Negli ultimi mesi si è parlato molto della crescente dipendenza europea da infrastrutture digitali statunitensi. Un’inchiesta di Politico Europe ha messo nero su bianco ciò che nel settore sappiamo da tempo: in caso di tensione geopolitica, gli Stati Uniti potrebbero legalmente interrompere servizi cloud fondamentali per aziende, governi e cittadini europei. Non si tratta di complottismo, ma di legge: il famigerato Cloud Act del 2018 impone a qualunque azienda americana — ovunque essa operi — di fornire dati alle autorità USA, anche se quei dati si trovano su server europei, anche se appartengono a cittadini non statunitensi. Nessuna reciprocità, nessuna garanzia per la sovranità digitale.
Questo significa che interi sistemi pubblici e privati europei, ospitati oggi su AWS, Microsoft Azure o Google Cloud, possono essere oggetto di accesso forzato o addirittura di “kill switch” remoto, se un procuratore federale ne ravvisasse la necessità. Bastano un ordine giudiziario o una pressione diplomatica.
Il problema è sistemico: la stragrande maggioranza del traffico cloud in Europa passa su infrastrutture americane. Anche quando i dati risiedono in centri europei, sono spesso gestiti da aziende soggette alla giurisdizione USA. La sovranità tecnica e giuridica è quindi compromessa alla radice.
Io stesso utilizzo quotidianamente una soluzione italiana alternativa: il Polo Strategico Nazionale, un’infrastruttura cloud ad alta affidabilità che garantisce localizzazione dei dati, sicurezza certificata, gestione interamente italiana. È una risposta concreta, già attiva, nata per ospitare servizi pubblici critici. Ma è anche una base da cui partire per fare qualcosa di più ambizioso.
L’Italia, se lo volesse, potrebbe trasformare questa esperienza in un modello esportabile a livello europeo. Le fondamenta ci sono già: data center su suolo nazionale, soggetti pubblici e privati italiani al controllo, standard di sicurezza conformi a quelli dell’Agenzia per la Cybersicurezza Nazionale. Bisognerebbe solo fare un salto di scala. Rilanciare. Estendere l’infrastruttura anche a settori strategici privati, alle PMI innovative, alle università e ai centri di ricerca. Rendere questo modello replicabile da altri Stati membri. Farne un benchmark europeo.
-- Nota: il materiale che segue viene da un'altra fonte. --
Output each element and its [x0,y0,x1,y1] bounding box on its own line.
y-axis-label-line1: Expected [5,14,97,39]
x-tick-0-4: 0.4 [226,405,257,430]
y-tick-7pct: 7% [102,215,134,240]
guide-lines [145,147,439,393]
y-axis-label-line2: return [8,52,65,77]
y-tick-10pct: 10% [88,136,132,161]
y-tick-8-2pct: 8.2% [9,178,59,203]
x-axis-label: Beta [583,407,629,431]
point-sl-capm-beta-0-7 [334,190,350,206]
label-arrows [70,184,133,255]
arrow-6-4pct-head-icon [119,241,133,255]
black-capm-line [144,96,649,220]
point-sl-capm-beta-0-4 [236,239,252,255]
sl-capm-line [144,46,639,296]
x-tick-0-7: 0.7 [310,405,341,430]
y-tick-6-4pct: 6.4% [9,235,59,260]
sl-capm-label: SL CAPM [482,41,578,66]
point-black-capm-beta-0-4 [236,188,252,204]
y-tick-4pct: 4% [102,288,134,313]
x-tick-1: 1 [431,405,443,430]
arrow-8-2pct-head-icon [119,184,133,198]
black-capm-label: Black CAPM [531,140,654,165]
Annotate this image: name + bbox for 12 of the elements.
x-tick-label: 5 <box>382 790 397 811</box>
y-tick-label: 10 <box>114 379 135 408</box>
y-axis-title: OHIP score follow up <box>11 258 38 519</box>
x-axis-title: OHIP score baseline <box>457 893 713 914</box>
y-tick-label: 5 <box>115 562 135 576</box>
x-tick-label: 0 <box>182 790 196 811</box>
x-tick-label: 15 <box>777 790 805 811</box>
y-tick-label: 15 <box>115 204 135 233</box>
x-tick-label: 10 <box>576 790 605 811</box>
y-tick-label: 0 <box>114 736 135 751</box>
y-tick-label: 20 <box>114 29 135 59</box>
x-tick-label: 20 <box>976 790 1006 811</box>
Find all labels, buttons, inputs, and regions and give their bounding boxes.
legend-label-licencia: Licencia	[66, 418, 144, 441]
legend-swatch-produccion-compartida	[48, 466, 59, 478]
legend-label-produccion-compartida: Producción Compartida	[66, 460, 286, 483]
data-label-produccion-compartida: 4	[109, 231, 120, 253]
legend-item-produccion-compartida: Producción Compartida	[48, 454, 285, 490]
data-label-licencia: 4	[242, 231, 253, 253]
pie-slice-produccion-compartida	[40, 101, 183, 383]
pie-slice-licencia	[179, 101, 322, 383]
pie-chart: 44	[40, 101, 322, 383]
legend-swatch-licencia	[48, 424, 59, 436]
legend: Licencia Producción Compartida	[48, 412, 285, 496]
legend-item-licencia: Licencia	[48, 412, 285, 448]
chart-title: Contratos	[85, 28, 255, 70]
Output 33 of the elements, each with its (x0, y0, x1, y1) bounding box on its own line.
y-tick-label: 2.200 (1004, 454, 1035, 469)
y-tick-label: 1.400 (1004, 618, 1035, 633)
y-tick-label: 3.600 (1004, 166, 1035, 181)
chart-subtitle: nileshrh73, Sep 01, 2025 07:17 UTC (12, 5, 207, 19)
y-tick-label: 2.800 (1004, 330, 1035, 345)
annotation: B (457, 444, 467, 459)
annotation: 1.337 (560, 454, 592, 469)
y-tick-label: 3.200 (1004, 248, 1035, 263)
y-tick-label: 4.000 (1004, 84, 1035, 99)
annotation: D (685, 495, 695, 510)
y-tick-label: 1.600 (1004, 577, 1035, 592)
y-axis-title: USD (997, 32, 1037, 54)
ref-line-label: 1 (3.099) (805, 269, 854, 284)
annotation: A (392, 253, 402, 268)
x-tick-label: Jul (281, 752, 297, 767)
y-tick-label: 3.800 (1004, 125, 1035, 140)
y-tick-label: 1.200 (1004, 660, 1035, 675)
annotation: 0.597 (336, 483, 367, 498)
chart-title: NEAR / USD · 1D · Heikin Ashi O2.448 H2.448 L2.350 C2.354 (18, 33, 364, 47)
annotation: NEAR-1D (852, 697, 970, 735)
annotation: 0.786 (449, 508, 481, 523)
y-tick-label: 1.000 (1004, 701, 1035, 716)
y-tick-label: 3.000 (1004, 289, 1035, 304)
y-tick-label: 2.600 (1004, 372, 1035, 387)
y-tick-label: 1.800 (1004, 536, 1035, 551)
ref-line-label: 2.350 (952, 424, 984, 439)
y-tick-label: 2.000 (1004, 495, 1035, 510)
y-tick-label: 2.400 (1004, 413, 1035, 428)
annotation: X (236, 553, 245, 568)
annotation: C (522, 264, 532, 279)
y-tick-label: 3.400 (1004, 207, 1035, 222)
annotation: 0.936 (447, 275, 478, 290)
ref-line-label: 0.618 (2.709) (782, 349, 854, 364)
Tecnicamente, la strada è chiara: costruire un’architettura multi-cloud sovrano, distribuita geograficamente, dove i dati non solo restano fisicamente in Europa, ma sono gestiti da entità non sottoposte a normative esterne, quindi al di fuori del perimetro del Cloud Act. Questo richiede regole comuni, un’etichetta europea per i fornitori “cloud sovrani”, e soprattutto investimenti massicci: l’iniziativa “EuroStack” va nella giusta direzione, ma deve essere difesa da chi spinge per continui compromessi al ribasso.
Serve anche altro. Serve una certificazione forte, obbligatoria per tutti i fornitori cloud utilizzati in settori strategici. Serve la piena portabilità dei dati tra ambienti sovrani, evitando lock-in con vendor esteri. Serve più software open source europeo, più standard interoperabili, più architetture auditabili. Serve una cultura diffusa che riconosca la gravità del problema.
Se domani gli Stati Uniti decidessero di bloccare un servizio cloud, nessuna azienda italiana o europea potrebbe opporsi. Né in tribunale, né sul piano tecnico. Questo è il punto. E la soluzione, se vogliamo, è una sola: riappropriarci delle chiavi di casa. Ricostruire in Europa un’infrastruttura digitale che non dipenda dalle decisioni altrui.
Sì, è costoso. Ma è molto meno costoso che restare in balia di un altro Paese. E l’Italia ha dimostrato che si può fare. Bisogna solo volerlo davvero.